Porque la provocación sexual, siempre funciona. Ahora, no lo necesita, porque es madre de familia numerosa, es embajadora de buena voluntad por la UNICEF… Pero, entonces, tampoco. A ver, guapa, actriz inclasificable, hija de una leyenda del cine independiente, Jon Voght… Pero Angelina Jolie necesitaba epatar. Y si bien, en los Oscars de 2012 no hubo otra cosa nada más que su pierna sobresaliendo por la abertura de su Versace de terciopelo, la primera vez que la ex de Brad Pitt fue candidata a los premios de la Academia, en 2000, decidió dar un beso en los morros a su acompañante. Nada extraño a no ser que lo suyo fuera un pelín incestuosos porque su acompañante y casi replicante era su hermano James. Cuatro años después, Jolie declararía a People: “En primer lugar, somos los mejores amigos. Y no fue un extraño beso con la boca abierta. Fue decepcionante que algo tan bello y puro pudiera convertirse en un circo”. Ea. Todo muy inocente. Luego llevaría la sangre de su marido Billy Bob Thornton en un frasquito en el pecho… A ver, Angelina, lo de llamar la atención te había dado fuerte…
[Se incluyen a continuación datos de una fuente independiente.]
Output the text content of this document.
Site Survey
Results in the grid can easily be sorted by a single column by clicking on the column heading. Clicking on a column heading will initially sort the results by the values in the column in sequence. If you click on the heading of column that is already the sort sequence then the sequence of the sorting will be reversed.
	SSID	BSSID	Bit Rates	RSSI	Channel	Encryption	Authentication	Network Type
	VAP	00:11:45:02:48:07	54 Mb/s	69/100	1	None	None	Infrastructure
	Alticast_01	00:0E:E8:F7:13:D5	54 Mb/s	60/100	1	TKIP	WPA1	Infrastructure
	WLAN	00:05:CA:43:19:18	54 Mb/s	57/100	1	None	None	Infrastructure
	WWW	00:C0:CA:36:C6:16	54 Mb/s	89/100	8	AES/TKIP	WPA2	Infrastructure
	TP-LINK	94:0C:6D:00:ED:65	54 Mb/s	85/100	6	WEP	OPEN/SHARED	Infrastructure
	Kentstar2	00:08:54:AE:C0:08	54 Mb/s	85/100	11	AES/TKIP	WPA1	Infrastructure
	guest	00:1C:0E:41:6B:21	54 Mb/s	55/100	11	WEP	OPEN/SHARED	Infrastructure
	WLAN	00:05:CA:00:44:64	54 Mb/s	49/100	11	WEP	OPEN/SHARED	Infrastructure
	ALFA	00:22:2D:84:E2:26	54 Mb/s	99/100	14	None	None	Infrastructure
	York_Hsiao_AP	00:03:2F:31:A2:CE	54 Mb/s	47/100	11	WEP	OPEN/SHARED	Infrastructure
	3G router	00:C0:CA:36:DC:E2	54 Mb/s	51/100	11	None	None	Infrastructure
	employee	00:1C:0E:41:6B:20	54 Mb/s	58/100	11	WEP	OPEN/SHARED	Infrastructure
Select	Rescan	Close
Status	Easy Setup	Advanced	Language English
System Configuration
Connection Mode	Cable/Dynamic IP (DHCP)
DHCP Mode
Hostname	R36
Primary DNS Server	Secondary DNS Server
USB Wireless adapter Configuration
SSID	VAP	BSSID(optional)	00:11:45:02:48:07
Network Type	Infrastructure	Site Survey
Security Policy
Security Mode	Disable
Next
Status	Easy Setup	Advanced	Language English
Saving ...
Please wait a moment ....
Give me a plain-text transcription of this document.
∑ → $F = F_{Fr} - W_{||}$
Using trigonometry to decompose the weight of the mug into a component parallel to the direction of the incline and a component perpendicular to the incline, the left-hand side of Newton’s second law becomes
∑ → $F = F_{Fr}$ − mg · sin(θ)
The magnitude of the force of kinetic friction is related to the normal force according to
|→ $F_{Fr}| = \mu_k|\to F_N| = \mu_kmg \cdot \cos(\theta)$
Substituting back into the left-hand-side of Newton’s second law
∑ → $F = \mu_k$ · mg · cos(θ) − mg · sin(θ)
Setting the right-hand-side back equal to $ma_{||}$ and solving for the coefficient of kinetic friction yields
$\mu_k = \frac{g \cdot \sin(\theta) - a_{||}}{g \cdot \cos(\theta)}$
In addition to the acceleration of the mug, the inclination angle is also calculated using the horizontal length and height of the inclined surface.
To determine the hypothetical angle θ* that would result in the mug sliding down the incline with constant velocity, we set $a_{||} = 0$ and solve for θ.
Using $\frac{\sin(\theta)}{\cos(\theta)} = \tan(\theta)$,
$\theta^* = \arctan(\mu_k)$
Y que no eres nadie si no das que hablar… En 2018, el cineasta italiano Luciano Silighini se paseó por la alfombra roja del Lido con una camiseta con el lema: “Weinstein es inocente”. Solo había sido acusado por más de 70 mujeres de agresión sexual... Casi lo matan, obviamente, pero su minuto de gloria el chaval, lo tuvo. Que es algo que en el caso de Kim Kardashian es un leit motiv. Por sí misma y por quien se acerca a ella. Si es de malos modos, mejor. En la alfombra roja de la presentación de su fragancia True Reflection 2012, que, por el número de medios eso era como una Superbowl, un activista por los derechos de los animales le vertió por encima unos kilos de harina gritándole algo así como “¡piojosa bruja de las pieles!”, que si bien suena a insulto de Cruella de Ville, a la pobre Kim le arruinó el día. Que no es comparable a que te arruinen toda una vida… Como a la pobre Anna Allen quien, sin haber ido nunca a una alfombra roja de los Oscars, esa red carpet, la de 2015 y su recortable –tan tierno , naif y tan patético que Los Javis no pudieron olvidarse de ello en Paquita Salas- la arruinó la carrera.
Todo es admisible, fíjense lo que les digo, menos llegar a las manos. Tom Hanks en esta edición de Cannes, que ha sido un totum revolutum, estuvo a punto de perder los nervios y si no llega a ser por su mujer, se le hubiera escapado una galleta y eso, eso penaliza. Que de un telefonazo a Will Smith a ver qué le dice. Y lo suyo no fue flor de un día. Hace una década, antes de jugar a pugil con Chris Rock, ya se entrenó con un “bromista” durante el estreno de Men in Black 3 en 2012. Un humorista ucraniano, Vitalii Sediuk, intento besarlo y, sin oír aquello de haz el amor y no la guerra, el de El principe de bell Air, le soltó una guantada al grito de “¿Cuál es tu maldito problema, amigo?”. Y sí, ya lo sabemos. El problema lo tenía él.